Belief in God is NOT Irrational
I will argue that belief in God is not irrational.
To show that belief in God is not irrational, I must show that there are reasons to believe in God.
(I would like to suggest, before moving on, that I am not required to definitively prove the existence of God. I need only show that belief is not irrational—that is, not without plausible reason.)
I will now present what will amount to a Cosmological Argument. I know you've all heard it, but bear with me.
Until recent cosmology suggested a beginning to time and space in the Big Bang, many people held that the universe was simply infinitely old. Suppose the state of the universe today is called S5. S5 could be explained in terms of the state of the universe yesterday, S4, and the laws of nature that acted on it. In turn, S4 could be explained by a previous state, S3, and so on. In an infinitely old universe there would be no first cause, so to speak, and so the very existence of the universe would be unexplained, as every cause is also an effect and there is no cause outside the set of effects. It's existence and the existence of the apparent laws of nature (physical laws) could be taken as a "brute fact".
However, it does not seem obvious that an actual infinity is possible. In fact, actual infinities lead to some very strange contradictions. If actual infinities do not exist in the world then the the series of states of the universe (S99, ..., S57, S56, ...) is not endless back in time, and there would be a first state—a state without a cause. And modern science does suggest the universe began to exist approximately 15 billion years ago.

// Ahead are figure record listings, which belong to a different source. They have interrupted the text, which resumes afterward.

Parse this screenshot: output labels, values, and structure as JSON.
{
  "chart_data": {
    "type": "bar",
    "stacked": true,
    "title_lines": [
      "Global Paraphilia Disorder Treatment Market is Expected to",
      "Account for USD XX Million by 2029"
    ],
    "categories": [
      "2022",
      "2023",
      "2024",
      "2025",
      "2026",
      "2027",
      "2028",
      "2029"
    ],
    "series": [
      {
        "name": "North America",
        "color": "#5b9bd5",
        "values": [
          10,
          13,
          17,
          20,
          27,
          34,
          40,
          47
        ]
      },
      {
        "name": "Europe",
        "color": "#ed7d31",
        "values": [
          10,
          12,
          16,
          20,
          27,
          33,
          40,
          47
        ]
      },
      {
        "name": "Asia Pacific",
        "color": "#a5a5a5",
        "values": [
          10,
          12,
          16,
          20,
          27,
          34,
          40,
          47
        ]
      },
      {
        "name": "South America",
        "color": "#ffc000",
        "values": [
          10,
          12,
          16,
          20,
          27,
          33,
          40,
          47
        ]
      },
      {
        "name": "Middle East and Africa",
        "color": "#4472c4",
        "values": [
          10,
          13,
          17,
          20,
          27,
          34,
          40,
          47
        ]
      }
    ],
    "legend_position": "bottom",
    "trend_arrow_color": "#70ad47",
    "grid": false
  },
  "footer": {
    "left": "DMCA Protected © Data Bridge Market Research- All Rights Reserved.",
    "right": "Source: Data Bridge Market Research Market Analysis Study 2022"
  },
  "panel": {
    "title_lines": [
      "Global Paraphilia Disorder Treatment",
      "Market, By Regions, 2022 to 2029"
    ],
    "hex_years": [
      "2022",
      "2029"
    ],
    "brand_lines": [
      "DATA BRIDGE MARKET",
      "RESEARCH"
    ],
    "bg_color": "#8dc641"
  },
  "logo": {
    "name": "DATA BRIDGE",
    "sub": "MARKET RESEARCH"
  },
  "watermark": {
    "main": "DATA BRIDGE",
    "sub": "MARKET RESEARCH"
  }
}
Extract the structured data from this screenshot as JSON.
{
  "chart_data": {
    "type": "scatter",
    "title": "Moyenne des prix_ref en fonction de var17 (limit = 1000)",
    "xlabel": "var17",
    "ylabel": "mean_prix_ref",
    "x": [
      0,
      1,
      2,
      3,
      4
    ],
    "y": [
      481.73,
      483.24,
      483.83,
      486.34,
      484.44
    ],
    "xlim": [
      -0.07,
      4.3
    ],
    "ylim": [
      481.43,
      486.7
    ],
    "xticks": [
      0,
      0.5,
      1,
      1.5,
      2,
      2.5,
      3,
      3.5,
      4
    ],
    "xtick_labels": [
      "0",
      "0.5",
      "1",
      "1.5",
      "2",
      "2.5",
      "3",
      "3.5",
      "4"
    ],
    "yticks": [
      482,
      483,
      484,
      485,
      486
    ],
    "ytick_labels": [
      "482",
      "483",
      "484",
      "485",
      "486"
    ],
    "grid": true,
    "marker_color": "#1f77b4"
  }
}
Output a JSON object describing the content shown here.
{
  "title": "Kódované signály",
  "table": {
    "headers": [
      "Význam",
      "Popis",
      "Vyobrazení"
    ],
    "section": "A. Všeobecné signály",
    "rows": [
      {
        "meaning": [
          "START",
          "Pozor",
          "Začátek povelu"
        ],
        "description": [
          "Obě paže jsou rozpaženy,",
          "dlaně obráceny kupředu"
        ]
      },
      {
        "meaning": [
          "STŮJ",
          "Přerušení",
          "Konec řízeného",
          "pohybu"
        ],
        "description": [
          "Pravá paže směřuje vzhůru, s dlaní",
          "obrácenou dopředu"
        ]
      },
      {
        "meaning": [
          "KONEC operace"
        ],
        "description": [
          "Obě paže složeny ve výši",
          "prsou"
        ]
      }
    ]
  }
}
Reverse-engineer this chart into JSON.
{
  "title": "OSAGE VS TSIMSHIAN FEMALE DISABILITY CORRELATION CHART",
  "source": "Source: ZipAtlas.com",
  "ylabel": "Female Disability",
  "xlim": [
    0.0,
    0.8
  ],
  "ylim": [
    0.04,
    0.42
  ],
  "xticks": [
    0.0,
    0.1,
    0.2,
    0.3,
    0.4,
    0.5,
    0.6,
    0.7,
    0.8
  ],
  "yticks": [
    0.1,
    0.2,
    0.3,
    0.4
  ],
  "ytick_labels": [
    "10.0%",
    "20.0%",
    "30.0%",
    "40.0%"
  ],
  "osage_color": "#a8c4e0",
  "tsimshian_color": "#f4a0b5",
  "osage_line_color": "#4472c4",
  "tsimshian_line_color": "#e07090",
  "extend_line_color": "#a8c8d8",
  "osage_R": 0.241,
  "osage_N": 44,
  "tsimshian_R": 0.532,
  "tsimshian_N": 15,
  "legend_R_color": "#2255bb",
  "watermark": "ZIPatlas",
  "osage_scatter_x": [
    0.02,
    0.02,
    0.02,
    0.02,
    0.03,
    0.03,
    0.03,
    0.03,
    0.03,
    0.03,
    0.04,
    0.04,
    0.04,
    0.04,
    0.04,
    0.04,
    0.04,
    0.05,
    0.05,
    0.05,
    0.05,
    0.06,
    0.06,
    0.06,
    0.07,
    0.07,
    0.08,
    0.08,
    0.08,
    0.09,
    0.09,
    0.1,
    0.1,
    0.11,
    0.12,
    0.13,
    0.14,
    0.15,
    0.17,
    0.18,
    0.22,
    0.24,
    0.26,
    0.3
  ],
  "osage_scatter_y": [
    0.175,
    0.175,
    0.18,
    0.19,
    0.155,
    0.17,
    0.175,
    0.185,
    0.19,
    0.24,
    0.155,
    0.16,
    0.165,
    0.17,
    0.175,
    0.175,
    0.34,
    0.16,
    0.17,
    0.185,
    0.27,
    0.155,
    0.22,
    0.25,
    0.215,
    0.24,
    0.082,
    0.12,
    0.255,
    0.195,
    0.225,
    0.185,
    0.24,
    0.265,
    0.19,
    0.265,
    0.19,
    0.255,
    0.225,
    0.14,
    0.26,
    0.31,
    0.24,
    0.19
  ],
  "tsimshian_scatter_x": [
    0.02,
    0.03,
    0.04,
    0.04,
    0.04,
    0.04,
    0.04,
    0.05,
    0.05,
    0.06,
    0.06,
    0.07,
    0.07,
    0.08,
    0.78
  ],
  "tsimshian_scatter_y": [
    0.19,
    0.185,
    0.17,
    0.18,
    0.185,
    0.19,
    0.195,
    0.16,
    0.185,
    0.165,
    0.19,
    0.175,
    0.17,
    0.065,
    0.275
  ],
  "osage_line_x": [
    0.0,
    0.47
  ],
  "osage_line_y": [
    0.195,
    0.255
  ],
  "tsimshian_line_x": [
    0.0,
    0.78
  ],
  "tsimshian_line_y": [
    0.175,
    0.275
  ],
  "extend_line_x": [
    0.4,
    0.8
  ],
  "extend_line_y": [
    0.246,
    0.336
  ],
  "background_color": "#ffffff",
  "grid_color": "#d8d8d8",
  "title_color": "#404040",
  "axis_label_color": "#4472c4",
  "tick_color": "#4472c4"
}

The two points above are meant to demonstrate that it is not irrational to hold that the physical universe did, in fact, have a beginning. The alternative hypothesis—that it never had a beginning—is weaker, and possibly demonstrably false. And so, it is actually more rational to believe that the universe began.
Next, it is reasonable to wonder: if it began, why? Did it pop into existence from nothing? What caused it?
If you hold that it is impossible or unlikely that a universe would appear from the profoundest no-thing, you could reason as following:
The cause could not be a physical thing, because it created physical things. It created time, so the cause is non-temporal. It seems to have tremendous power and knowledge, and a will, and it cannot be mechanical, or comprised of parts. It would appear, then, that this cause is some sort of mind.
We are therefore above asked to consider two options: the universe just began without explanation or reason, or the universe began with explanation and reason. It is at least not more reasonable to assert that it simply began, from nothing and by nothing. That would run contrary to every single observation and experience of the world and the universe that any individual or science as a whole has or ever could make. So it is at least as reasonable to hold that time and space were created—and, if so, by a being that is non-spatial and non-temporal.
1) I think that I have shown that a) it is perfectly reason to believe the universe began and b) it is also reasonable to hold that a universe cannot appear from nothing.
2) I think that I have also shown that given a) and b) it is reasonable to figure that the cause of the universe is non-temporal and non-spatial.
From here, I recognize that there is room to discuss the coherence of the idea of a non-spatial, non-temporal mind, and of the nature of causality and time at or "before" the Big Bang, etc.
Those are complex issues that must be rigorously treated, with intricate arguments on both sides, and I will not treat them here, nor do I have to for my purpose.